If you are in good health, there are several things you can do to complete this task safely:
- Prior to going outside, do a warm up activity in the house just as you would if you were working out in the gym. For example, try marching in place for several minutes, stretch muscles in your legs and arms, loosen up your torso with gentle motions.
- Next, hydrate before you go outside. Dehydration can occur in winter months with exertion just as easily as in the summer months. Drink water. Do not drink caffeine or energy drinks as these types of drinks can put a strain on the cardiovascular system prior to exertion.
- Layer your clothing to protect your skin. You can always take off layers if needed as you move through the snow. Make sure you have proper footwear. Slips, trips on snow and ice can cause falls and serious injury.

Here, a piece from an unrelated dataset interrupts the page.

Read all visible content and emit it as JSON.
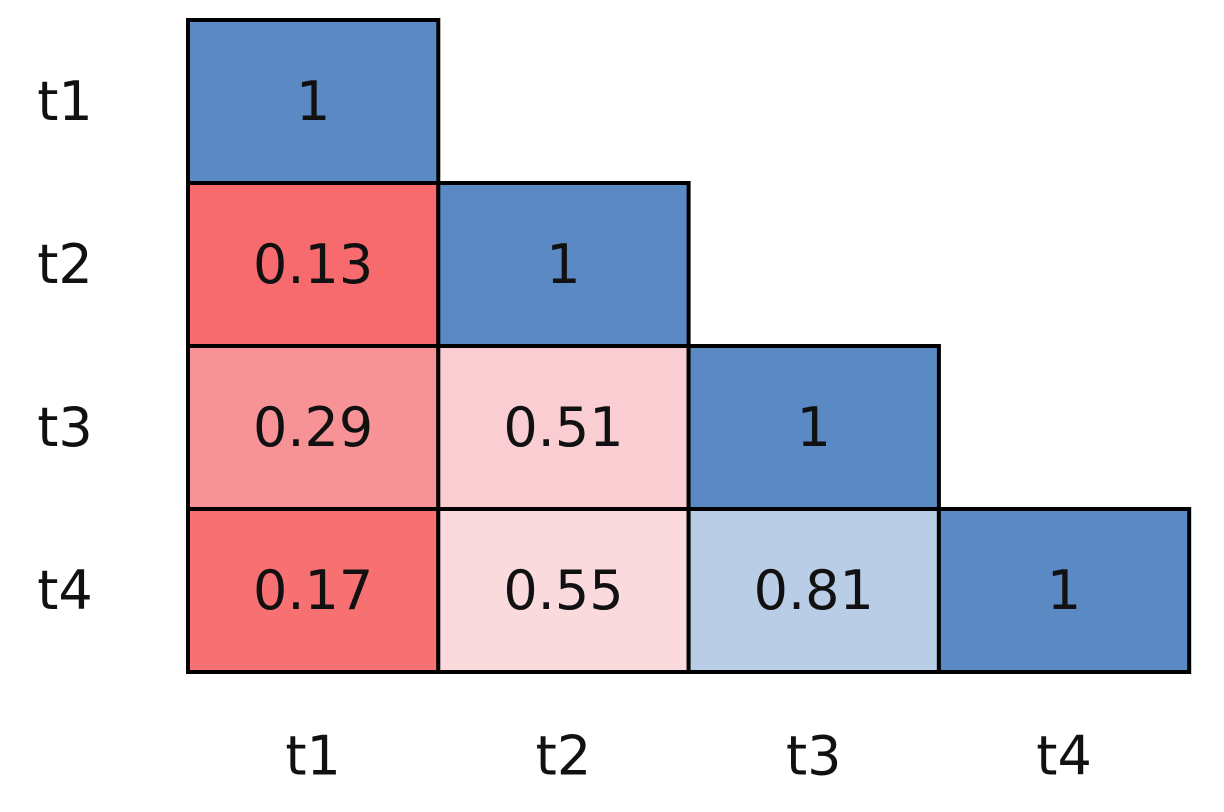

- Cold air in the respiratory tract can make breathing difficult. Cover your nose and mouth with a scarf in needed to warm air as you breathe.
- Start early with the snowfall. Moving lighter snow fall on surfaces more often is easier than dealing with deep, packed heavy snow or snow with ice on top of it.
- Choose the correct type of shovel. Many persons are enticed by large shovels thinking they will use this to move snow faster. You do not want to lift loads too big for your body. Be sensible about the size of your shovel. Plastic shovels are lighter in weight than metal and snow is less likely to stick to plastic. Some persons have found that spraying a lubricant on the shovel prior to shoveling can also prevent sticking snow.
- Proper pacing during activity is important. Take frequent breaks, rehydrate, do a few backward bends after so much shoveling to reposition spine and use other muscles.
- Proper technique and body mechanics are very important in preventing injury. When possible, push snow with the shovel rather than lifting it. Work in zones clearing smaller zones at a time. Do not throw snow over your shoulder or to the side as this requires a twisting motion that strains your back. Clear a center path in a zone then shovel to the right of the path followed by the left side of the path pushing snow to each side. If you must lift, use your leg muscles rather than your back muscles. Keep your legs apart with your knees bent and back straight. Do not bend at the waist. Scoop small amounts of snow into the shovel and walk it to where you need to dump it. Remove deep snow by layers or pieces, never by big heavy chunks of snow. Keep the shovel close to your body. If you hold a shovelful of snow with the arms outstretched rather than keeping elbows bent and the shovel closer to abdomen, you place too much strain on your back muscles.
- After shoveling, rehydrate and gently stretch arm and leg muscles. We wish you a healthy winter in 2013.